Climate journalists write stories based on information that is either stale or based on assumptions.

For instance, the outbreak of the army-worm is partly attributed to the impact of climate change but the main cause is still unknown.

Experts say that outbreaks of army-worm take place during warm and humid temperatures during summer but do not specifically mention climate change or global warming.

Like wise, natural calamities are also attributed to climate change without knowing the root cause, participants, who were mostly journalists, observed.

They said when articles are written based on general data and assumptions, it becomes subjective and limits any impact.

Apart from that, the participants also pointed out that there is lack of access to information in the country where the primary source of data on climate change are government agencies.

The participants pointed out that the reason for not getting accurate and required data is because there have been no proper studies or research carried out.

Some said it is an indication of a lack of climate scientists and climate change experts in the country who can carry out such research and studies thematic to climate change. On the other hand journalists who are working on climate change do not have adequate knowledge and cannot report well.

Journalists also lack discipline to work on beats as a result of which they cannot spread the message adequately, it was said.

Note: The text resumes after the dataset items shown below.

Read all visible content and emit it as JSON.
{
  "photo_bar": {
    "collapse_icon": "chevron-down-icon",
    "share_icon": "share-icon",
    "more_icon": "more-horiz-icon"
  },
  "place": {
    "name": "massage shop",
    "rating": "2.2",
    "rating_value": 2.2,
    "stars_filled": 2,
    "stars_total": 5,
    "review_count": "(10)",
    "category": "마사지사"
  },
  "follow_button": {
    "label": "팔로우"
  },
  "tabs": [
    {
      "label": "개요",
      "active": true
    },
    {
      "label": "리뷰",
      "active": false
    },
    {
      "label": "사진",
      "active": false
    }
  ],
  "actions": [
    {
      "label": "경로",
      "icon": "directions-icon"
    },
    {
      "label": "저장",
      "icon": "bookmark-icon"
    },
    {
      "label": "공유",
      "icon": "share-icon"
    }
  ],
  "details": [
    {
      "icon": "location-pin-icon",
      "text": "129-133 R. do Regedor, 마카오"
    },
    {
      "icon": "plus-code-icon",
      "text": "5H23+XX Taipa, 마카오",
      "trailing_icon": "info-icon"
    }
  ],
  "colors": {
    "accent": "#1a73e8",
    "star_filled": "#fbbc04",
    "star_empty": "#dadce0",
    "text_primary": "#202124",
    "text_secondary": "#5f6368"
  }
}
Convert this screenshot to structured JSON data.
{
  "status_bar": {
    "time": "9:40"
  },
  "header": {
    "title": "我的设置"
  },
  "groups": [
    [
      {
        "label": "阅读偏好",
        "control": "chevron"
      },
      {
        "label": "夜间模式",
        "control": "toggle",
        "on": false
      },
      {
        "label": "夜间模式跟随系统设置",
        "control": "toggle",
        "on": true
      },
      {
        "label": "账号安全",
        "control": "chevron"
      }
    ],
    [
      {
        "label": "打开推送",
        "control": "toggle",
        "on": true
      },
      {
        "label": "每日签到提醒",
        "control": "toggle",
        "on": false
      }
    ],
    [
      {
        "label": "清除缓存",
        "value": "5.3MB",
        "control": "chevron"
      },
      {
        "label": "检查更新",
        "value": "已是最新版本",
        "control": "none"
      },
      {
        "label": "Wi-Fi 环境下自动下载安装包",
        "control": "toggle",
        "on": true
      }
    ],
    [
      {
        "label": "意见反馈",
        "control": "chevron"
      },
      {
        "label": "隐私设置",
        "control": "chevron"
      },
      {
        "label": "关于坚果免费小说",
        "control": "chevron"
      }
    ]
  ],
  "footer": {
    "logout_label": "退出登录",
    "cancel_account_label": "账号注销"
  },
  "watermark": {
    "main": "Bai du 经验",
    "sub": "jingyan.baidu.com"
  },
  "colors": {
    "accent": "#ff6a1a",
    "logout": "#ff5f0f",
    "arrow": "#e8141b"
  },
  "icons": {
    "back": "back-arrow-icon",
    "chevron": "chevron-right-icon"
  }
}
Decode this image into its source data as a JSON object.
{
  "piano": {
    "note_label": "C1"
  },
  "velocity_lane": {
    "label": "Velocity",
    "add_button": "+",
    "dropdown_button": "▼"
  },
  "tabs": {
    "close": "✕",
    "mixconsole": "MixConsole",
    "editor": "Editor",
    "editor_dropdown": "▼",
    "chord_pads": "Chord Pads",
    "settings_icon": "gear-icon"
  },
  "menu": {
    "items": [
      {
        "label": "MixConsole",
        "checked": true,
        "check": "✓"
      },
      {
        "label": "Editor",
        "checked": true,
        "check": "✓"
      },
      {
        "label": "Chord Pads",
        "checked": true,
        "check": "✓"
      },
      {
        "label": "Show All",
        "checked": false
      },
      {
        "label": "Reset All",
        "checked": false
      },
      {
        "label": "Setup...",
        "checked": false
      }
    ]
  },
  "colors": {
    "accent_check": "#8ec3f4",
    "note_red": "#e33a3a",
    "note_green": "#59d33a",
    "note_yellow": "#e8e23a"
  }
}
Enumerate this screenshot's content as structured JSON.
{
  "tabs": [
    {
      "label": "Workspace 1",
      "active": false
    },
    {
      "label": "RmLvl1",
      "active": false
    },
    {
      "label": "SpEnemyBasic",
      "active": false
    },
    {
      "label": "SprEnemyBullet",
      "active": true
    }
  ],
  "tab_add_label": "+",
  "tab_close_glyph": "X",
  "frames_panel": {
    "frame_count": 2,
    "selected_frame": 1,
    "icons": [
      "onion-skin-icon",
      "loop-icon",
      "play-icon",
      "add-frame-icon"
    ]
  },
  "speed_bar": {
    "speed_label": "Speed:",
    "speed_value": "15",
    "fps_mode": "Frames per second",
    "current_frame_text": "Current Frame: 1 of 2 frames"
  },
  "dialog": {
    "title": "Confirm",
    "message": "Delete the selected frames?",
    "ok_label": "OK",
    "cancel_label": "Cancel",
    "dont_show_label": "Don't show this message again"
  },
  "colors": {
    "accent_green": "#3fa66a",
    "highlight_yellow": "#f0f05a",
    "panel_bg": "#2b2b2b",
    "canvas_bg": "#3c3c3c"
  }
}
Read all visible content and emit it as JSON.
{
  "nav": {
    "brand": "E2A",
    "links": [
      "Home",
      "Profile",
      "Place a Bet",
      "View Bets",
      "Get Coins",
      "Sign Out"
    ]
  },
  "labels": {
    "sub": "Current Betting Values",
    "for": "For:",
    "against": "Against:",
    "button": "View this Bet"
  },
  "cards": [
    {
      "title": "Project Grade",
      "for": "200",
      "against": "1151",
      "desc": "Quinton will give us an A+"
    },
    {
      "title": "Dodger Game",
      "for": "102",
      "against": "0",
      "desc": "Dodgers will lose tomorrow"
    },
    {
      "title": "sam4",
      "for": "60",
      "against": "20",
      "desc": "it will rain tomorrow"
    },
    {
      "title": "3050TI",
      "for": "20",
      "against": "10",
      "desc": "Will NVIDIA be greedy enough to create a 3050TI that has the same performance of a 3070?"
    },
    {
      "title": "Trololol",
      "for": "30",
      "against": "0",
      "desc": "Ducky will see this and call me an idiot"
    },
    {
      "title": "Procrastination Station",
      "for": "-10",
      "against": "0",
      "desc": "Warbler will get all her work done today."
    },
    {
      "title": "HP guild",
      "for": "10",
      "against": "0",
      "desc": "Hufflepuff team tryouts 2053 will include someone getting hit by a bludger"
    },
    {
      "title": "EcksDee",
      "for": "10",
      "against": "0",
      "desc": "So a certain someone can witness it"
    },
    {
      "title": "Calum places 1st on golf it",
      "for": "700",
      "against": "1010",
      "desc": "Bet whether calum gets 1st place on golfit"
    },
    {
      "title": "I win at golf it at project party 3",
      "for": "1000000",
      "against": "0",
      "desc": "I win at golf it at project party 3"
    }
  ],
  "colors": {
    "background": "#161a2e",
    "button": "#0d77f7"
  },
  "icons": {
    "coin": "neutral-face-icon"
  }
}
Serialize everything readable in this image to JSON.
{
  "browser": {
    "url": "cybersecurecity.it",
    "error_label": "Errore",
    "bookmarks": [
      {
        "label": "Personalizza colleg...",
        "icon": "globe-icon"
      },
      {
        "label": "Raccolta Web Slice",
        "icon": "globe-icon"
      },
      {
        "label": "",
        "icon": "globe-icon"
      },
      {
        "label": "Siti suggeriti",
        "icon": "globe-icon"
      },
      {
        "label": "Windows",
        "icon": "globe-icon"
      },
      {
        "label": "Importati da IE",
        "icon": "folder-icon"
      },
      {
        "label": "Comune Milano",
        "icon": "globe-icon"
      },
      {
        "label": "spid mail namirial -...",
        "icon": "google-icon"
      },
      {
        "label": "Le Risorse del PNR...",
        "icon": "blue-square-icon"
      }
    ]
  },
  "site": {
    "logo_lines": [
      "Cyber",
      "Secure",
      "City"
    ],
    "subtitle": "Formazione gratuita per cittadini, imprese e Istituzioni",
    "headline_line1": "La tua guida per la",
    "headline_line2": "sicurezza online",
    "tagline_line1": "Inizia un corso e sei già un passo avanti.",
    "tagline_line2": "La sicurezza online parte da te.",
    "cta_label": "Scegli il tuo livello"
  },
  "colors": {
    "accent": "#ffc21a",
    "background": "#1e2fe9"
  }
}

ICIMOD, which has been supporting Bhutanese journalists with training, information sharing and other skills development has agreed to further strengthen their support.

ICIMOD Communication Specialist, Gopilal Acharya, said as journalists are important to disseminate right and timely information with regard to climate change, it’s their priority to enhance the skills of journalists through technical and financial support.

He added that the role of media in communicating climate change-related information must be strengthened through strengthening the capacity of journalists.

Representatives from Royal Society for Protection of Nature and Tarayana Foundation who were present in the workshop pointed out that journalists should be more proactive and coordinate with concerned agencies to gather information.

This is the second workshop on climate change that BMCI has organized. Four more workshops are planned.

BMCI Director, Pushpa Chhetri, said the organization intends to organize many more workshops to bring together experts, policy makers, journalists, politicians and farmers so as to understand the mains issues of climate change and work on measures to mitigate its impact.